Killing To Give Life

In addition to con-artists and unscrupulous doctors, there are also extreme cases in which people are outright murdered for their organs. Every year, there are suspicious deaths, in which the victim had their organs removed.

  • 2012 – Vance Anderson, 51 year old painter of Philadelphia, died at the Thomas Jefferson University Hospital in Philadelphia due to complications from a lung condition. By time he his mother was to claim his body for burial, his eyes, heart, brain and pancreas were removed. The explanation given was that the organs were “donated for education” – but this occurred without the family’s consent. (
  • 2013- Kendrick Johnson, 17 year old student of Georgia, was found dead inside of a mat at his school, the death was ruled an accident. When his parents demanded an independent investigation, a second autopsy revealed that his internal organs, brains, lungs, liver were missing, and the cavities were filled with newspaper. (WSBTV)
  • 2014- Ryan Singleton, 24 year old of Georgia, went to California in pursuit of acting jobs. His body was discovered in Death Valley with multiple organs removed. (Eyes, heart, lung, liver, and kidney were missing) The rest of his body remained intact. The investigators told his family that his organs may have been  eaten by a wild animal. (WGNTV)
  • 2015 – Nicholas Rodriguez, 24 year old California State Prison inmate was found after a 15 hour prison riot in a garbage can in the shower next to his cell. His body was almost cut in half and his abdominal and chest organs were removed.
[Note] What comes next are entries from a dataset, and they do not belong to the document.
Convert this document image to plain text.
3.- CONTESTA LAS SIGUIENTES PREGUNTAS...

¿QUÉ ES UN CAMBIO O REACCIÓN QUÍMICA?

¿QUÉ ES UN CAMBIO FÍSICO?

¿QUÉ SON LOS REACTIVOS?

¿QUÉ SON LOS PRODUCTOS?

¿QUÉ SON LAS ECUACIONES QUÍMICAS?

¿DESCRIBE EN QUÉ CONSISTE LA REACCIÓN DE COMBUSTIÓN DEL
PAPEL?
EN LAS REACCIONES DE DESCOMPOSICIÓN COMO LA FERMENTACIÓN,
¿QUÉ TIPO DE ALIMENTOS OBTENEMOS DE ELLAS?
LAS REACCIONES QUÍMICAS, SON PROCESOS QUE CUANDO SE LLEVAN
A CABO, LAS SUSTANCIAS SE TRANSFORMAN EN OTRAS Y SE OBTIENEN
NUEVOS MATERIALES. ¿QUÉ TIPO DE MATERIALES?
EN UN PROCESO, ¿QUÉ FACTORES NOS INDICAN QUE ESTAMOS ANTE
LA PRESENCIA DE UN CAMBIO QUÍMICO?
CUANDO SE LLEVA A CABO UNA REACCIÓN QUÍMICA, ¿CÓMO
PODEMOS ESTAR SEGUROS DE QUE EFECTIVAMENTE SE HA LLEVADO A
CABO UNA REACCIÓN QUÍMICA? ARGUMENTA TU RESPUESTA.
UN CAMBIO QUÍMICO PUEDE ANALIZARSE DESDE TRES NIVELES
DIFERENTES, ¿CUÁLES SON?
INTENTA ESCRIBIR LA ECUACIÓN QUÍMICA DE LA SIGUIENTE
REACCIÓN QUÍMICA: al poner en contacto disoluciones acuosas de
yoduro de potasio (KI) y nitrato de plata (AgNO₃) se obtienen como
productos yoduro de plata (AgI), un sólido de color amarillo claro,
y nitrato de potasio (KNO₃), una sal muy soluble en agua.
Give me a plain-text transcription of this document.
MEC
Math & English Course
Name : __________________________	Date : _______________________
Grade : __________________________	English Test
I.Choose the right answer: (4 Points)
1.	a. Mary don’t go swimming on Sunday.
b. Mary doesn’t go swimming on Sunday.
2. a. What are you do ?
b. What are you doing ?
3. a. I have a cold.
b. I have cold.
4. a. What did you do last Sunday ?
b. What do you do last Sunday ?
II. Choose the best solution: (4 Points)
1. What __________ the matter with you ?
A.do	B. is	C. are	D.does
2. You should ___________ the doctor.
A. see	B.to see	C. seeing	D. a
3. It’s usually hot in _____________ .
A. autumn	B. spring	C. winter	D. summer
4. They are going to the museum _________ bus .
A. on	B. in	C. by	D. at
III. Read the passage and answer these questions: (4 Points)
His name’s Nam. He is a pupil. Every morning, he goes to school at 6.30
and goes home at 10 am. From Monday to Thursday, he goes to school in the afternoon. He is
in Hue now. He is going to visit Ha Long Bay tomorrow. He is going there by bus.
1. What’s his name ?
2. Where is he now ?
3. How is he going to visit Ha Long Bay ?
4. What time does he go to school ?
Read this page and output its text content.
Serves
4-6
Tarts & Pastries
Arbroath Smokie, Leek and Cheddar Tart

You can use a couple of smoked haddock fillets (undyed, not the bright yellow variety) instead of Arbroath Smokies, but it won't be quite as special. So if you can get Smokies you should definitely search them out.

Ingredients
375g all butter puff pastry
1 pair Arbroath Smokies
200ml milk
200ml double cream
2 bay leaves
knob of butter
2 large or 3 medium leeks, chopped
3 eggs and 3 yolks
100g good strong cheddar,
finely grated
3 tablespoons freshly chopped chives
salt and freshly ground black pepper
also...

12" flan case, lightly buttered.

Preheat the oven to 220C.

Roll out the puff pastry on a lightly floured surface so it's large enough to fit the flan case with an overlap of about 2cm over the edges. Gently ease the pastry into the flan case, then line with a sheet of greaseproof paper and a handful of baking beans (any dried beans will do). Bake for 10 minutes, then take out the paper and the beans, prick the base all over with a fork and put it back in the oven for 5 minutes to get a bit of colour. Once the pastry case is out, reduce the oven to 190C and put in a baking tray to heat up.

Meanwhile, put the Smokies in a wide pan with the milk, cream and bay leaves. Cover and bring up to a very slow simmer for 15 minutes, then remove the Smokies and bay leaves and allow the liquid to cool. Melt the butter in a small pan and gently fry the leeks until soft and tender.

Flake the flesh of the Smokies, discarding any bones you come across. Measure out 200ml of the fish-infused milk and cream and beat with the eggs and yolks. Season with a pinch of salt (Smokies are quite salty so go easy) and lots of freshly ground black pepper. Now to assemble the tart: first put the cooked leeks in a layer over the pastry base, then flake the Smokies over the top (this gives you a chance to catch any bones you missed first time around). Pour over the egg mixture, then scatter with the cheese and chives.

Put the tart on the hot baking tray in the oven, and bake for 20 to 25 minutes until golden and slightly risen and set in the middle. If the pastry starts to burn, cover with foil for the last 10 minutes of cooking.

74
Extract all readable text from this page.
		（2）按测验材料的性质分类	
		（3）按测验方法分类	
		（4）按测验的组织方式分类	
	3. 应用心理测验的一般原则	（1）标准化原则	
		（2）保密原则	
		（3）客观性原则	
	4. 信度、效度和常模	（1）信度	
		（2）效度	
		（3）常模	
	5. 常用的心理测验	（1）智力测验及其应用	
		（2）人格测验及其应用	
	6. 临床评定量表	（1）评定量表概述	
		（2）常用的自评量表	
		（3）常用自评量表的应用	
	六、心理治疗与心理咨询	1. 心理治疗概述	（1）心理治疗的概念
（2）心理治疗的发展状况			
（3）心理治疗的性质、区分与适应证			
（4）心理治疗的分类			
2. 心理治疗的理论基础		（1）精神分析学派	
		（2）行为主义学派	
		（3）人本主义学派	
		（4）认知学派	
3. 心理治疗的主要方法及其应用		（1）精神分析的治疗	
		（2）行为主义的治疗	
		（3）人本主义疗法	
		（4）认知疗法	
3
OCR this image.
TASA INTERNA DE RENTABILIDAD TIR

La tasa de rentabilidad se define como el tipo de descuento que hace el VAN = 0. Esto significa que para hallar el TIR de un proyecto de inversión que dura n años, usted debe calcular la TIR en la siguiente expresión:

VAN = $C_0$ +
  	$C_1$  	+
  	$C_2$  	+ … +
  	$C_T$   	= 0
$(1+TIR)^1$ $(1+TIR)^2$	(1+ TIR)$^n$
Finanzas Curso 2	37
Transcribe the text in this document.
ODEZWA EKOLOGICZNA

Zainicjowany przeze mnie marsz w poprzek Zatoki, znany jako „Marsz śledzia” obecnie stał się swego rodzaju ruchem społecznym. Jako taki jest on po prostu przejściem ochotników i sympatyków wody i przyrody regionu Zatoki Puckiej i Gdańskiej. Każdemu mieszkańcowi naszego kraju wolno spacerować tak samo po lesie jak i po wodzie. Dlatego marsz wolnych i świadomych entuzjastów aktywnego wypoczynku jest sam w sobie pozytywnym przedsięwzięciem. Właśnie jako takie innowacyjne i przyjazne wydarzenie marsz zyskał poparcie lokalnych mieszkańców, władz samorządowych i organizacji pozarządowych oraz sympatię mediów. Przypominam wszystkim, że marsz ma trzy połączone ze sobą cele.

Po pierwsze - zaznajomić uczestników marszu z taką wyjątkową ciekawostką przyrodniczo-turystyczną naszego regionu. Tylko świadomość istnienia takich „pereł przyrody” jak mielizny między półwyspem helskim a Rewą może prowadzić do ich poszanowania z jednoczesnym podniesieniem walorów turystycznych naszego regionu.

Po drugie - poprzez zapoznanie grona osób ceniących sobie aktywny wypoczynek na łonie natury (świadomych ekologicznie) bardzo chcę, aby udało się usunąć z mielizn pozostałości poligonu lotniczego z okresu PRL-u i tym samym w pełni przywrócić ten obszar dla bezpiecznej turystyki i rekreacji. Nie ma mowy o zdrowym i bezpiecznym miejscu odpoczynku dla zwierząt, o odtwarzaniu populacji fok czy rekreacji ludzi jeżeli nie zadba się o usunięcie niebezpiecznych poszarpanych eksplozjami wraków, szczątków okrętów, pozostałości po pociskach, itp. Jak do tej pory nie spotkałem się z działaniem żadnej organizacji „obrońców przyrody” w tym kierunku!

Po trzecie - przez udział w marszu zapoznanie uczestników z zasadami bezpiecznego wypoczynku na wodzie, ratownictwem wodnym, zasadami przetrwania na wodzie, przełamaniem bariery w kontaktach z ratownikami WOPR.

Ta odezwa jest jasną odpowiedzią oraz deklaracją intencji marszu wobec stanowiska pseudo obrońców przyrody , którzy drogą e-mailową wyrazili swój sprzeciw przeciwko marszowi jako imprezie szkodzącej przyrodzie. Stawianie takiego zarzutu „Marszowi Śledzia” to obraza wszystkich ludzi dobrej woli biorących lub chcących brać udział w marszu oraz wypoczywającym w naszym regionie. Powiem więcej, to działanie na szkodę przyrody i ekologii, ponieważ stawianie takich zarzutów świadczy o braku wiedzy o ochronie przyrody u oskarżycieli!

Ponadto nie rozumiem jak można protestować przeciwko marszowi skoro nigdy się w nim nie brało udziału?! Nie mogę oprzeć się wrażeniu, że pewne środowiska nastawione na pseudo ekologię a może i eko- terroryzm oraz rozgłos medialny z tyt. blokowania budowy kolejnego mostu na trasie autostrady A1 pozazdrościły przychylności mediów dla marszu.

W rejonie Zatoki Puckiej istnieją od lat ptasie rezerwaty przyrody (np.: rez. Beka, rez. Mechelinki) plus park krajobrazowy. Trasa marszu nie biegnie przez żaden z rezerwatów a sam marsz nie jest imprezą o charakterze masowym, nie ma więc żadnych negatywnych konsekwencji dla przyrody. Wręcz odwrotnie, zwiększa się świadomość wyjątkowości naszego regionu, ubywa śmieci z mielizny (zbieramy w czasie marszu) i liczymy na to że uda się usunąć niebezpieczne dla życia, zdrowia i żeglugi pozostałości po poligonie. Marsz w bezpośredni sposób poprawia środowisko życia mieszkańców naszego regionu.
This mutilation occurred in a medium security prison with surveillance. (Huffington Post)

Highest Bidder Gets You…

The demand for kidneys has reached an epidemic level in the United States and people are willing to buy or sell through the “network” even though this is illegal and punishable by jail time plus a $50,000.00 fine.

The FDA is the regulating body on the buying and sale of organs, body parts, however it is the FBI who has made many arrests. Who is protecting your body – or the body of your loved ones?